Bus drivers have voted overwhelmingly to continue their industrial action - with the next strike likely to take place during TT fortnight.
Meanwhile, it has been confirmed that 79 cases – not 120 as claimed by the Unite union leadership last week but still a considerable number – have been taken to the employment tribunal.
These have been lodged by 63 individual bus drivers and involve claims for unfair dismissal unlawful deduction of wages.
In a ballot, 73 drivers voted in support of continuing industrial action and three voted against. There was on spoilt paper and 20 ballot papers were not returned.

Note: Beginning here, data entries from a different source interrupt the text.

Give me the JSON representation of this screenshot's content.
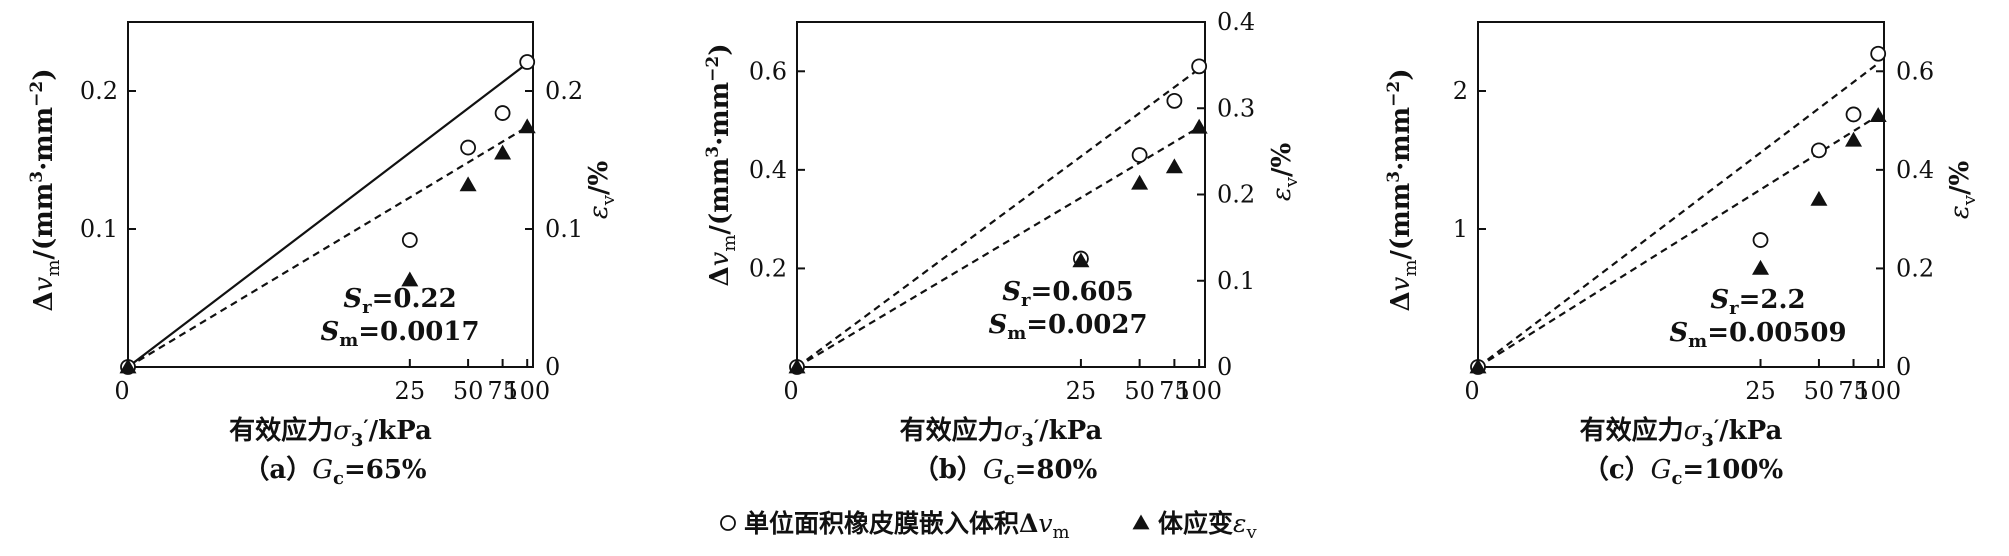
{
  "chart_data": [
    {
      "type": "scatter",
      "caption": "（a）Gc=65%",
      "caption_parts": {
        "prefix": "（a）",
        "var": "G",
        "sub": "c",
        "suffix": "=65%"
      },
      "xlabel": "有效应力σ3′/kPa",
      "xlabel_parts": {
        "prefix": "有效应力",
        "var": "σ",
        "sub": "3",
        "prime": "′",
        "suffix": "/kPa"
      },
      "ylabel": "Δvm/(mm³·mm⁻²)",
      "y2label": "εv/%",
      "x_scale": "log",
      "x_ticks": [
        0,
        25,
        50,
        75,
        100
      ],
      "x_tick_labels": [
        "0",
        "25",
        "50",
        "75",
        100
      ],
      "xlim": [
        0,
        107
      ],
      "ylim": [
        0,
        0.25
      ],
      "y_ticks": [
        0.1,
        0.2
      ],
      "y_tick_labels": [
        "0.1",
        "0.2"
      ],
      "y2lim": [
        0,
        0.25
      ],
      "y2_ticks": [
        0,
        0.1,
        0.2
      ],
      "y2_tick_labels": [
        "0",
        "0.1",
        "0.2"
      ],
      "annotations": [
        "Sr=0.22",
        "Sm=0.0017"
      ],
      "annotation_parts": [
        {
          "var": "S",
          "sub": "r",
          "value": "=0.22"
        },
        {
          "var": "S",
          "sub": "m",
          "value": "=0.0017"
        }
      ],
      "series": [
        {
          "name": "单位面积橡皮膜嵌入体积Δvm",
          "axis": "left",
          "marker": "open-circle",
          "fit_line": "solid",
          "x": [
            0,
            25,
            50,
            75,
            100
          ],
          "y": [
            0.0,
            0.092,
            0.159,
            0.184,
            0.221
          ],
          "fit": [
            [
              0,
              0.0
            ],
            [
              100,
              0.22
            ]
          ]
        },
        {
          "name": "体应变εv",
          "axis": "right",
          "marker": "filled-triangle",
          "fit_line": "dashed",
          "x": [
            0,
            25,
            50,
            75,
            100
          ],
          "y": [
            0.0,
            0.063,
            0.132,
            0.155,
            0.174
          ],
          "fit": [
            [
              0,
              0.0
            ],
            [
              100,
              0.174
            ]
          ]
        }
      ]
    },
    {
      "type": "scatter",
      "caption": "（b）Gc=80%",
      "caption_parts": {
        "prefix": "（b）",
        "var": "G",
        "sub": "c",
        "suffix": "=80%"
      },
      "xlabel": "有效应力σ3′/kPa",
      "xlabel_parts": {
        "prefix": "有效应力",
        "var": "σ",
        "sub": "3",
        "prime": "′",
        "suffix": "/kPa"
      },
      "ylabel": "Δvm/(mm³·mm⁻²)",
      "y2label": "εv/%",
      "x_scale": "log",
      "x_ticks": [
        0,
        25,
        50,
        75,
        100
      ],
      "x_tick_labels": [
        "0",
        "25",
        "50",
        "75",
        100
      ],
      "xlim": [
        0,
        107
      ],
      "ylim": [
        0,
        0.7
      ],
      "y_ticks": [
        0.2,
        0.4,
        0.6
      ],
      "y_tick_labels": [
        "0.2",
        "0.4",
        "0.6"
      ],
      "y2lim": [
        0,
        0.4
      ],
      "y2_ticks": [
        0,
        0.1,
        0.2,
        0.3,
        0.4
      ],
      "y2_tick_labels": [
        "0",
        "0.1",
        "0.2",
        "0.3",
        "0.4"
      ],
      "annotations": [
        "Sr=0.605",
        "Sm=0.0027"
      ],
      "annotation_parts": [
        {
          "var": "S",
          "sub": "r",
          "value": "=0.605"
        },
        {
          "var": "S",
          "sub": "m",
          "value": "=0.0027"
        }
      ],
      "series": [
        {
          "name": "单位面积橡皮膜嵌入体积Δvm",
          "axis": "left",
          "marker": "open-circle",
          "fit_line": "dashed",
          "x": [
            0,
            25,
            50,
            75,
            100
          ],
          "y": [
            0.0,
            0.22,
            0.43,
            0.54,
            0.61
          ],
          "fit": [
            [
              0,
              0.0
            ],
            [
              100,
              0.605
            ]
          ]
        },
        {
          "name": "体应变εv",
          "axis": "right",
          "marker": "filled-triangle",
          "fit_line": "dashed",
          "x": [
            0,
            25,
            50,
            75,
            100
          ],
          "y": [
            0.0,
            0.123,
            0.213,
            0.232,
            0.278
          ],
          "fit": [
            [
              0,
              0.0
            ],
            [
              100,
              0.278
            ]
          ]
        }
      ]
    },
    {
      "type": "scatter",
      "caption": "（c）Gc=100%",
      "caption_parts": {
        "prefix": "（c）",
        "var": "G",
        "sub": "c",
        "suffix": "=100%"
      },
      "xlabel": "有效应力σ3′/kPa",
      "xlabel_parts": {
        "prefix": "有效应力",
        "var": "σ",
        "sub": "3",
        "prime": "′",
        "suffix": "/kPa"
      },
      "ylabel": "Δvm/(mm³·mm⁻²)",
      "y2label": "εv/%",
      "x_scale": "log",
      "x_ticks": [
        0,
        25,
        50,
        75,
        100
      ],
      "x_tick_labels": [
        "0",
        "25",
        "50",
        "75",
        100
      ],
      "xlim": [
        0,
        107
      ],
      "ylim": [
        0,
        2.5
      ],
      "y_ticks": [
        1,
        2
      ],
      "y_tick_labels": [
        "1",
        "2"
      ],
      "y2lim": [
        0,
        0.7
      ],
      "y2_ticks": [
        0,
        0.2,
        0.4,
        0.6
      ],
      "y2_tick_labels": [
        "0",
        "0.2",
        "0.4",
        "0.6"
      ],
      "annotations": [
        "Sr=2.2",
        "Sm=0.00509"
      ],
      "annotation_parts": [
        {
          "var": "S",
          "sub": "r",
          "value": "=2.2"
        },
        {
          "var": "S",
          "sub": "m",
          "value": "=0.00509"
        }
      ],
      "series": [
        {
          "name": "单位面积橡皮膜嵌入体积Δvm",
          "axis": "left",
          "marker": "open-circle",
          "fit_line": "dashed",
          "x": [
            0,
            25,
            50,
            75,
            100
          ],
          "y": [
            0.0,
            0.92,
            1.57,
            1.83,
            2.27
          ],
          "fit": [
            [
              0,
              0.0
            ],
            [
              100,
              2.2
            ]
          ]
        },
        {
          "name": "体应变εv",
          "axis": "right",
          "marker": "filled-triangle",
          "fit_line": "dashed",
          "x": [
            0,
            25,
            50,
            75,
            100
          ],
          "y": [
            0.0,
            0.2,
            0.34,
            0.46,
            0.51
          ],
          "fit": [
            [
              0,
              0.0
            ],
            [
              100,
              0.51
            ]
          ]
        }
      ]
    }
  ],
  "legend": {
    "placement": "bottom-center",
    "entries": [
      {
        "marker": "open-circle",
        "label": "单位面积橡皮膜嵌入体积Δvm",
        "parts": {
          "prefix": "单位面积橡皮膜嵌入体积Δ",
          "var": "v",
          "sub": "m"
        }
      },
      {
        "marker": "filled-triangle",
        "label": "体应变εv",
        "parts": {
          "prefix": "体应变",
          "var": "ε",
          "sub": "v"
        }
      }
    ]
  },
  "colors": {
    "ink": "#111111",
    "background": "#ffffff"
  }
}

Nick Black, chief executive officer of the Department of Community, Culture and Leisure, said: ‘The department was notified by Unite on April 22 that a ballot would be held to validate industrial action.
‘No indication has yet been given as to what action may be taken or when it may be taken.
‘The union is required to give seven days’ notice of any action and once we have details of any action we will be able to confirm what contingency measures will be put in place.
‘I hope that we will be able to meet local union representatives next week to identify ways forward that do not disrupt the economic and social activity of the island, especially over TT fortnight.’
DCCL Minister Graham Cregeen said it would be a concern if a strike was held during TT fortnight but added: ‘We will deal with it’.
He said students may be taking GCSE and A Level exams during this time – and a strike would also undermine efforts to push the ‘don’t drink and drive or ride’ message.
Mr Black added: ‘The department is responding to 79 employment tribunal claims made by a total of 63 individual bus driving staff.
‘These include claims arising out of the change to terms and conditions and out of the department’s response to strike action.
‘Whilst the total number of claims could increase over time, the advocate appointed by the union to represent their drivers did advise the chairman of the tribunal at a public hearing on May 2 that there were not 120 claim forms.’
The suggest that 120 claims had been submitted was made Bobby Morton, Unite’s UK-based national officer for public transport.
He told iomtoday the intention was to hold the next strike action during the last week of May or first week in June.
Mr Morton revealed Unite was also taking legal advice on suing the DCCL in the high court over breach of contract. Unite contends a ‘viable’ offer was made but subsequently withdrawn by the department.
The dispute concerns changes to terms and conditions of Bus Vannin drivers, including the loss of paid lunches.